記憶力
先日おみえのお客様は以前来た時と店内の間取りが違っているし、作っている人(私)も給仕している人(かみさん)も違っていたとおっしゃいます。15年くらい前のことだそうです。身に覚えのないことなので、ひょっとすると他店の話では・・と丁重にお話ししましたけれどこの店だとのことでした。私がエイジングによって激しく劣化したためでしょうか、さもなければ私も気づかぬうちに誰かがこっそり私にいれかわっているのでしょうか?

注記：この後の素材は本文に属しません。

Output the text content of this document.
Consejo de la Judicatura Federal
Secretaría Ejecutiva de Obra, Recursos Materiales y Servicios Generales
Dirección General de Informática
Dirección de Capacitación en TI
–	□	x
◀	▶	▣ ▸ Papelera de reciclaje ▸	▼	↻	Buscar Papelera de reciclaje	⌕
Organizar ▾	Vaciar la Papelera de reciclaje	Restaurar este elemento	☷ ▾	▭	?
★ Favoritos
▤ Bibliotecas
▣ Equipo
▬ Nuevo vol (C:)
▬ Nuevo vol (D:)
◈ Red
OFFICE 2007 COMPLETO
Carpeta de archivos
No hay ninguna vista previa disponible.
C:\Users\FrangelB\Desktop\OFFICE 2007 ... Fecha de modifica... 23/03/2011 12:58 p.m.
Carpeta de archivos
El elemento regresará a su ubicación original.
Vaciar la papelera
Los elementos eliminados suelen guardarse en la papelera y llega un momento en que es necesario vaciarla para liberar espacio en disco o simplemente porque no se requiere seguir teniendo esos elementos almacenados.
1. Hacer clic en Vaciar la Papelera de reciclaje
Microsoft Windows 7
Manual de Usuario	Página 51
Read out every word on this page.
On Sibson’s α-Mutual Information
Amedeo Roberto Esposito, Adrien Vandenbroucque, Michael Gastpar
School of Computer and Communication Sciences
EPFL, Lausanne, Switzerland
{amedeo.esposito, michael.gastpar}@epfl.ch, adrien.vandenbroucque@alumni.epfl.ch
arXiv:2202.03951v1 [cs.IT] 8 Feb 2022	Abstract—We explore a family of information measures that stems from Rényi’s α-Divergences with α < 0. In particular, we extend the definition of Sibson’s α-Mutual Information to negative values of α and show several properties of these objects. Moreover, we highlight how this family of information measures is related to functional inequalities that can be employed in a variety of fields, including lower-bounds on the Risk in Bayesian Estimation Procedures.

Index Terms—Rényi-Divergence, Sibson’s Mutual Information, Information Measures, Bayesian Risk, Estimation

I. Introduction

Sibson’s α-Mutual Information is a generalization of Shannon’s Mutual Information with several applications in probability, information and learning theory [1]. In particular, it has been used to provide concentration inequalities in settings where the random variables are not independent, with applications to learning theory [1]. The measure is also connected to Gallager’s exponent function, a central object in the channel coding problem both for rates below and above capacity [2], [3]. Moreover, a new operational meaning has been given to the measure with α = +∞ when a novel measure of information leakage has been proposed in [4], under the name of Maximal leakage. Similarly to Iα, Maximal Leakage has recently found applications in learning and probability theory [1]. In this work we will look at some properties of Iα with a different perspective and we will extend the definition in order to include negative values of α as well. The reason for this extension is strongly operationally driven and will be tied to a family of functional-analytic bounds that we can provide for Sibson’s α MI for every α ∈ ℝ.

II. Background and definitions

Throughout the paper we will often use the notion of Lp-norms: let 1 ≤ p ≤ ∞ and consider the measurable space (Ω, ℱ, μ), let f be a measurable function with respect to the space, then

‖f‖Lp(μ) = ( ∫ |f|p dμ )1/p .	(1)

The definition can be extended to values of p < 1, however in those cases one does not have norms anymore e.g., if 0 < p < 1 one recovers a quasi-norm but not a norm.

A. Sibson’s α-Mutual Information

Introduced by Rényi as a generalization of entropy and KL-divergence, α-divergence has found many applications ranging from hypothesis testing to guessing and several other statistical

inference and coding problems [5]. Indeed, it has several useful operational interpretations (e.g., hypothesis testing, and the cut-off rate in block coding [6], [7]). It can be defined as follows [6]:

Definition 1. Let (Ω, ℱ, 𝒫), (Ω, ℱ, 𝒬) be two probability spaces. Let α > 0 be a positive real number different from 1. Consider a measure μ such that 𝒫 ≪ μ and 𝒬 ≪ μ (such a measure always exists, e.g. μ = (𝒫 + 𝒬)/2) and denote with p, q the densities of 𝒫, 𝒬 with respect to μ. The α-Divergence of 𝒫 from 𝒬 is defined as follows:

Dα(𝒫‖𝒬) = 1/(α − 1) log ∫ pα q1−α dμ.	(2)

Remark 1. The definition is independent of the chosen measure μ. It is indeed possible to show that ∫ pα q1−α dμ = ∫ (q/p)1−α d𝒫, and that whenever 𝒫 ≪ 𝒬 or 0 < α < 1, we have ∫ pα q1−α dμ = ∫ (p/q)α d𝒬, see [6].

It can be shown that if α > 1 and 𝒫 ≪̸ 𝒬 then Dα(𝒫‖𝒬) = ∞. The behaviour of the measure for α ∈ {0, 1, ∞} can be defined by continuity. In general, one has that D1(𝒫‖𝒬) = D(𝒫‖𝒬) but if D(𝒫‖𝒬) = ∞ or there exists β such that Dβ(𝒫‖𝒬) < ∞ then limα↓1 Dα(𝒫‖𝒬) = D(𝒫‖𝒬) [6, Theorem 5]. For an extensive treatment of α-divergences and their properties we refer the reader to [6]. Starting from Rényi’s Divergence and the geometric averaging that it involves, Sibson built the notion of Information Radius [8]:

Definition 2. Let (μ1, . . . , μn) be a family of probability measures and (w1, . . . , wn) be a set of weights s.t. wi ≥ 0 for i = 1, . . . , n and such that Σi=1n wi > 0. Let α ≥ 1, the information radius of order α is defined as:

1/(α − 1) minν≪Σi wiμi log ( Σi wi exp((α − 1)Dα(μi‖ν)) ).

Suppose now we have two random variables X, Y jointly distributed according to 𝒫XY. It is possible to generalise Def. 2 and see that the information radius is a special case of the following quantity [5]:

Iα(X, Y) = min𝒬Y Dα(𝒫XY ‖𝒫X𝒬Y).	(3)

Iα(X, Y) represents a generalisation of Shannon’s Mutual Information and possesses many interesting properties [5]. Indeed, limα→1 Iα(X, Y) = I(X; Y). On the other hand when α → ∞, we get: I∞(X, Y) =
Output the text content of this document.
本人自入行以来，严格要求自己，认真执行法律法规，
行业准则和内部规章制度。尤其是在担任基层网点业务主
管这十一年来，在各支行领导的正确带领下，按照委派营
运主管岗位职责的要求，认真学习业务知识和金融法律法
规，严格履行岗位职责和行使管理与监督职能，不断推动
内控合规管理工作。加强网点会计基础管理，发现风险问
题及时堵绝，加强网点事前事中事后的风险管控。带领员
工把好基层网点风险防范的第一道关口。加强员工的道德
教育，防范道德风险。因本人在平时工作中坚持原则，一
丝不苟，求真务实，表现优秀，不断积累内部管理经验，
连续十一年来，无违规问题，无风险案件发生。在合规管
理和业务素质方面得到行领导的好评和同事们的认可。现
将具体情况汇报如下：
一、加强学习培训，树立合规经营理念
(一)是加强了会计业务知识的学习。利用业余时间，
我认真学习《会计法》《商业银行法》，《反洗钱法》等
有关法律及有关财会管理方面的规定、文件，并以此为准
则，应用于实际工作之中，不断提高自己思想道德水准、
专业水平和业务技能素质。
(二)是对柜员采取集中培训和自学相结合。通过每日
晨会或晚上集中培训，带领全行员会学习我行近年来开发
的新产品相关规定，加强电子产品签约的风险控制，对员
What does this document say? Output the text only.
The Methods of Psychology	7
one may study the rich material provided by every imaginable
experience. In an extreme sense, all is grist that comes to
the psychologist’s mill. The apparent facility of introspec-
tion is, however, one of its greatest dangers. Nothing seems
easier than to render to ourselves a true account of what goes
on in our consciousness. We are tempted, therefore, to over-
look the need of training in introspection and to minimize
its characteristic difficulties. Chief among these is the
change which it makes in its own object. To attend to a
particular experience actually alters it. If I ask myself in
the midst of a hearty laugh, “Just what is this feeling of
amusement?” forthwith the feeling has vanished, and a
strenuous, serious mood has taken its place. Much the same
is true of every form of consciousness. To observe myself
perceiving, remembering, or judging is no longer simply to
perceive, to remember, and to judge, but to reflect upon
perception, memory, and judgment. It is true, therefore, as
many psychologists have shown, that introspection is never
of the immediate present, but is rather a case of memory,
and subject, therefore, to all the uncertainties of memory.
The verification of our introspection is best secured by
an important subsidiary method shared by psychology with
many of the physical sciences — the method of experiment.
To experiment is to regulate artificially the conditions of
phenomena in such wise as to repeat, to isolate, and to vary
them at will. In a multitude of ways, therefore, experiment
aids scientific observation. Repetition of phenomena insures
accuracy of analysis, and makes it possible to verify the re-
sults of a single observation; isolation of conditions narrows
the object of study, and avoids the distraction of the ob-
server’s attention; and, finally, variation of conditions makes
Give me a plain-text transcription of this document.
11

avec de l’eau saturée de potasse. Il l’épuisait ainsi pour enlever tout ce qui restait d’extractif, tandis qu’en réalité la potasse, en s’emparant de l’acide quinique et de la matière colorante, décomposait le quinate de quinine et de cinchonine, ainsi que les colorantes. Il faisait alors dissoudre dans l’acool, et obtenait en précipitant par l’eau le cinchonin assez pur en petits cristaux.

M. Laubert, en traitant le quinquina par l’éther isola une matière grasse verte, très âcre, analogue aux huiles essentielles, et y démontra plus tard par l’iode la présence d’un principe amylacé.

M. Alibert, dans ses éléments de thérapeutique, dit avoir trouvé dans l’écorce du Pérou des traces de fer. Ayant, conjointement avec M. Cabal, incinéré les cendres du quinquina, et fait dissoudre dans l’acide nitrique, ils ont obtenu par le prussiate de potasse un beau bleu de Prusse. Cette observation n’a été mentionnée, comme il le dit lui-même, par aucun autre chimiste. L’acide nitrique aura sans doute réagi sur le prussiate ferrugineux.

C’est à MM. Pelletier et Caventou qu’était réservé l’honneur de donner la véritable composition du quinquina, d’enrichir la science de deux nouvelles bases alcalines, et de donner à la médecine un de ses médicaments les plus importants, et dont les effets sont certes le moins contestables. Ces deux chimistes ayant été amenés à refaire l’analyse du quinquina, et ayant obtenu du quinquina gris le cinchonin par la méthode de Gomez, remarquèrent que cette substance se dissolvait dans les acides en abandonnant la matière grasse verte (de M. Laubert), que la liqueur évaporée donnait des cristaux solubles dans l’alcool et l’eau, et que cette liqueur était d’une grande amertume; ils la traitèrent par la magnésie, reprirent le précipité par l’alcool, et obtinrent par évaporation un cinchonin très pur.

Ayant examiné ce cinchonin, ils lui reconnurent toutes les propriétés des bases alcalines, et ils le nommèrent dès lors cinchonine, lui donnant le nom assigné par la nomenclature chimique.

そんな私にお客様はしばしば難問を突きつけてきます。「あの~、私この前来た時、何食べましたか?」良い質問だと思います。でも聞く人を間違っています。私は短期的記憶力に問題があるんですよ。(昔のことは結構憶えてるんです。)それにこの前が一年以上前だったら、回答者が私以外でも正解を得るのはより困難になるでしょう。それでもまだ私が恐れている発言に比べればましです。その発言とは料理のご注文の際にお客様から云われる「私はいつもので。」これを私が正解できるためには、私とお客様の間にあうんの呼吸が必要になってきます。むろんそれが有効なお客様もある程度いらっしゃいます。でもその時は私やかみさんがお客さまに「いつものでいいですか?」とこちらから尋ねます。
もしお客様ご注文の際に私が以前のご注文を忘れていても広い心で許してやってください。記憶の衰えは誰もが通る道です。お願いします。